Es klingt nach Science-Fiction, ist aber verdammt pragmatisch: Das Startup Tau Robotics mischt San Francisco mit einem Reinigungsdienst auf, der auf den ersten Blick wie ein Blick in die ferne Zukunft wirkt – und das zum Kampfpreis von gerade einmal 30 Dollar pro Stunde. Der Service, der derzeit nur auf Einladung verfügbar ist, verspricht, dem häuslichen Chaos mit einem zweibeinigen Roboter Herr zu werden. Ob Staubsaugen, Abwaschen oder Aufräumen – der Humanoide erledigt den Job, allerdings unter dem wachsamen Auge eines menschlichen Operators aus der Ferne.

Man sollte das Ganze jedoch nicht mit voller Autonomie verwechseln. Der Clou hinter Taus fast schon unverschämt günstigem Preis – der in der chronisch teuren Bay Area viele menschliche Reinigungskräfte unterbietet – ist das sogenannte „Human-in-the-Loop“-Modell. Jeder Roboter fungiert als Telepräsenz-Avatar, der laut Gründer Alexander Koch „gemeinsam von einem menschlichen Operator und einer KI gesteuert wird“. Die Kopfeinheit des Roboters, die verdächtig an einen High-End-Router mit Binokularkameras erinnert, ist offensichtlich darauf optimiert, dass ein Mensch aus der Distanz Dinge sehen und manipulieren kann. Dieser Ansatz umschifft geschickt das extrem komplexe Problem, eine KI zu entwickeln, die das unvorhersehbare Chaos eines echten Haushalts völlig eigenständig bewältigen kann.

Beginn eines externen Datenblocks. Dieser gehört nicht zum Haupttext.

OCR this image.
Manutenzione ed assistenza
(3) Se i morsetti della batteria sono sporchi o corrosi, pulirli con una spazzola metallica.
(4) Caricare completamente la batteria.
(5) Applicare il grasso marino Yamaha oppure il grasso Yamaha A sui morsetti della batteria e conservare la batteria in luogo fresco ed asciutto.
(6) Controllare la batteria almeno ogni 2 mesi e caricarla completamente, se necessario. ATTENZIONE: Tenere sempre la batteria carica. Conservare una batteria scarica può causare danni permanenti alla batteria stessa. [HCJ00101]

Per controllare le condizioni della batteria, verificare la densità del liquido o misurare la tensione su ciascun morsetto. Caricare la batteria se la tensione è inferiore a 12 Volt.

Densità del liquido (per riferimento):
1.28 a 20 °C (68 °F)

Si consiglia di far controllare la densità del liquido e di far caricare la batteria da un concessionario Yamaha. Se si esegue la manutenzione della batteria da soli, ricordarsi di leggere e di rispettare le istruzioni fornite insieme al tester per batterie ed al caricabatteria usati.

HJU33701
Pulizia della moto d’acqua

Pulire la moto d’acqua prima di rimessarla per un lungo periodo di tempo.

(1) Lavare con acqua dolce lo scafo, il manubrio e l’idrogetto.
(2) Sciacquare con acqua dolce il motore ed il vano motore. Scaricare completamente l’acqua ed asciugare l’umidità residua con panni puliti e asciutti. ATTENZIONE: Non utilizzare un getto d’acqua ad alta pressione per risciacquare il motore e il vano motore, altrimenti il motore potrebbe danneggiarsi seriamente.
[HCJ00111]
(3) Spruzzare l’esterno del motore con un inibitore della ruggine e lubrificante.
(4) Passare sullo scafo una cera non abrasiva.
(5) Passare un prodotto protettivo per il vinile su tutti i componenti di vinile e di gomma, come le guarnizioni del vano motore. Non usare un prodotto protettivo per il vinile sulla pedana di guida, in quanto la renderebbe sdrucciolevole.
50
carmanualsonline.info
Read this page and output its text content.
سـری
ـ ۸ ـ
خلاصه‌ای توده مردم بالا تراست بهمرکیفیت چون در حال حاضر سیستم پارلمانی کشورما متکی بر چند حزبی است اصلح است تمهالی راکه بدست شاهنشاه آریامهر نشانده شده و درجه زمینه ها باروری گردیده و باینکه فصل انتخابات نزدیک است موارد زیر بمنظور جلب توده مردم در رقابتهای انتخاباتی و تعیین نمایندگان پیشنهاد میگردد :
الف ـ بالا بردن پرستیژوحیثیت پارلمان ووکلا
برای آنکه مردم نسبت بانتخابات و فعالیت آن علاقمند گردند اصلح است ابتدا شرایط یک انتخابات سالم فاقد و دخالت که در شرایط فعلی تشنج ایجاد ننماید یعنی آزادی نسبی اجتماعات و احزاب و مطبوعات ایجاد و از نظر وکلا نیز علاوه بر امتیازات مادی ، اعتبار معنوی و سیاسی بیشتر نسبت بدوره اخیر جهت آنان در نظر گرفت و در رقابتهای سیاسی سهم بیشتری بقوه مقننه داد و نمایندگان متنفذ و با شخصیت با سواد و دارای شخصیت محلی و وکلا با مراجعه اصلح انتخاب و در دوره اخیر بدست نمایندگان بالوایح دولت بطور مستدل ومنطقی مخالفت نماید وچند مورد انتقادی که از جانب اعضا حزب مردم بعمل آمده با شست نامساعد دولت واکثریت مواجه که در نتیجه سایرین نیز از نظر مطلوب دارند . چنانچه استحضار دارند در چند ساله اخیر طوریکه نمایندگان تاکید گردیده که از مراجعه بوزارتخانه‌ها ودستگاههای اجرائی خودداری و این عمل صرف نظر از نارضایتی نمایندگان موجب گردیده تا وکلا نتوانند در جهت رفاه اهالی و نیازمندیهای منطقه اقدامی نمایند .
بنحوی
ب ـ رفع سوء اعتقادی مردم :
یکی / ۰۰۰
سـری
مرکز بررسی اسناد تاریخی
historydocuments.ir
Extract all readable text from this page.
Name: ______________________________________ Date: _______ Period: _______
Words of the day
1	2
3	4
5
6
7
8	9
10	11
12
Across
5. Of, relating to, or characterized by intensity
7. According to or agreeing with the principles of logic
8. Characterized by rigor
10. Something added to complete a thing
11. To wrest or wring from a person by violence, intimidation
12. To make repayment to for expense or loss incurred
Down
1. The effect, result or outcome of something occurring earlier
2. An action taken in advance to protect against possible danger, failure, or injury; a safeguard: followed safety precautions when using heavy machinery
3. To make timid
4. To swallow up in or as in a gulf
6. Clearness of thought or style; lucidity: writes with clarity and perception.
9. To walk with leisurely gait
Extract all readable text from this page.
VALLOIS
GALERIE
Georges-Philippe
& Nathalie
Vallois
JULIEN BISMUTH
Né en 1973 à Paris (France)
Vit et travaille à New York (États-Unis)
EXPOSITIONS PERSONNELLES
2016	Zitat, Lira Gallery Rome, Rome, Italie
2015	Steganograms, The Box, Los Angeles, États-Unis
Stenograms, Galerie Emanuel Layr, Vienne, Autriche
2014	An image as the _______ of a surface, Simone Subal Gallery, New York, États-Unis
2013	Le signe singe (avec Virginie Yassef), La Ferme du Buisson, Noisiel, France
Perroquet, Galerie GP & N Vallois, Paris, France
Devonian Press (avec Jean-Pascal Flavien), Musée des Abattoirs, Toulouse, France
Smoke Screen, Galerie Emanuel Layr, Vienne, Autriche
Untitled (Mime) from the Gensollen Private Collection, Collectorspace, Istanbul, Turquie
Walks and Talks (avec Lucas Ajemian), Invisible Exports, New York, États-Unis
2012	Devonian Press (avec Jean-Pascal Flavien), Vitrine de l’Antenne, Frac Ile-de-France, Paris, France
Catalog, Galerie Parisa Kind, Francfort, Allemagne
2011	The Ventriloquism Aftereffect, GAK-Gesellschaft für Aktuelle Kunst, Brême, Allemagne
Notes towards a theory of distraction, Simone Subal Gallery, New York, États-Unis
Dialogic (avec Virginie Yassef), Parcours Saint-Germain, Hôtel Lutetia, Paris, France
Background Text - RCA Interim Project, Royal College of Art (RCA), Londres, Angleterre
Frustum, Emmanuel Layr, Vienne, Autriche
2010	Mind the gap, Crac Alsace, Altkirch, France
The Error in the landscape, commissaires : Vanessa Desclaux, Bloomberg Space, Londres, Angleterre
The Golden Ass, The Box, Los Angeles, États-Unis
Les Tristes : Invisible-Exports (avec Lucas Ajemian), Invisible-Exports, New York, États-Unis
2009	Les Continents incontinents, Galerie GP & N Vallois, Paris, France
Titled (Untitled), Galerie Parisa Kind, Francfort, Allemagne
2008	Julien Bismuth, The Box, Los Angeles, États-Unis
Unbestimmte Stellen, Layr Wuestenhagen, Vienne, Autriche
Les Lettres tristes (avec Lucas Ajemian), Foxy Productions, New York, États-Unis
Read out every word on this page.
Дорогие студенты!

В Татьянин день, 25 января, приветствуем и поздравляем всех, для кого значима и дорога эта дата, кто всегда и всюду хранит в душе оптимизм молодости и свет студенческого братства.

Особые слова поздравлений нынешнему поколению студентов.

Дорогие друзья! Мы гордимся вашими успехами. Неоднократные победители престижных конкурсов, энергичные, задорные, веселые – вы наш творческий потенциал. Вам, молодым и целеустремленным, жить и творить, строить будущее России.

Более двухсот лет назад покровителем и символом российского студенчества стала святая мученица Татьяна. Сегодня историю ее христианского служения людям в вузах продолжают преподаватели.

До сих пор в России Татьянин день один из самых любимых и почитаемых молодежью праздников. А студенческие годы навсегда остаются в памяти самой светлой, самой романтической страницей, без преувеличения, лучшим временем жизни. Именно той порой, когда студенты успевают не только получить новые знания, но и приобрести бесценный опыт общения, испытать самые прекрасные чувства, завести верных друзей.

Die vom Unternehmen veröffentlichten Videos zeigen den Humanoiden bei Aufgaben wie Staubsaugen oder dem vorsichtigen Abwaschen von Geschirr – und das in normaler Geschwindigkeit. Die Bewegungen wirken flüssig, was direkt auf die Steuerung durch den menschlichen Piloten zurückzuführen ist. Hier entscheidet kein Roboter selbstständig, dass die Spüle dreckig ist; stattdessen nutzt ein Mensch ein hochentwickeltes, zweibeiniges Werkzeug, um die Arbeit aus meilenweiter Entfernung zu erledigen.

Warum das wichtig ist

Die Strategie von Tau Robotics ist ein brillanter Seitenschritt im globalen Wettlauf um die volle Autonomie. Während die Konkurrenz Milliarden in die Entwicklung einer universellen KI investiert, bringt Tau bereits jetzt Hardware auf die Straße (oder besser gesagt: in die Wohnzimmer), indem sie den Menschen im Loop behalten. Dieses Modell erfüllt zwei entscheidende Funktionen: Es generiert sofort Umsatz und, was noch wichtiger ist, es schafft eine massive Pipeline für Echtzeit-Daten. Jede Stunde, in der ein Mensch einen Tau-Roboter steuert, werden wertvolle Trainingsdaten generiert. Diese können genutzt werden, um den Anteil der KI-Steuerung sukzessive zu erhöhen und die Notwendigkeit menschlicher Überwachung schrittweise zu reduzieren.

Es ist ein „Wizard of Oz“-Ansatz für die Robotik, der es Tau ermöglichen könnte, durch Iteration eine praktische Autonomie zu erreichen, während die Konkurrenz noch im Labor feststeckt. Für 30 Dollar pro Stunde lassen sich die San Franciscaner auf der Warteliste also nicht nur die Böden saugen; sie bezahlen dafür, die ersten Testsubjekte unserer telesteuerten Zukunft zu sein.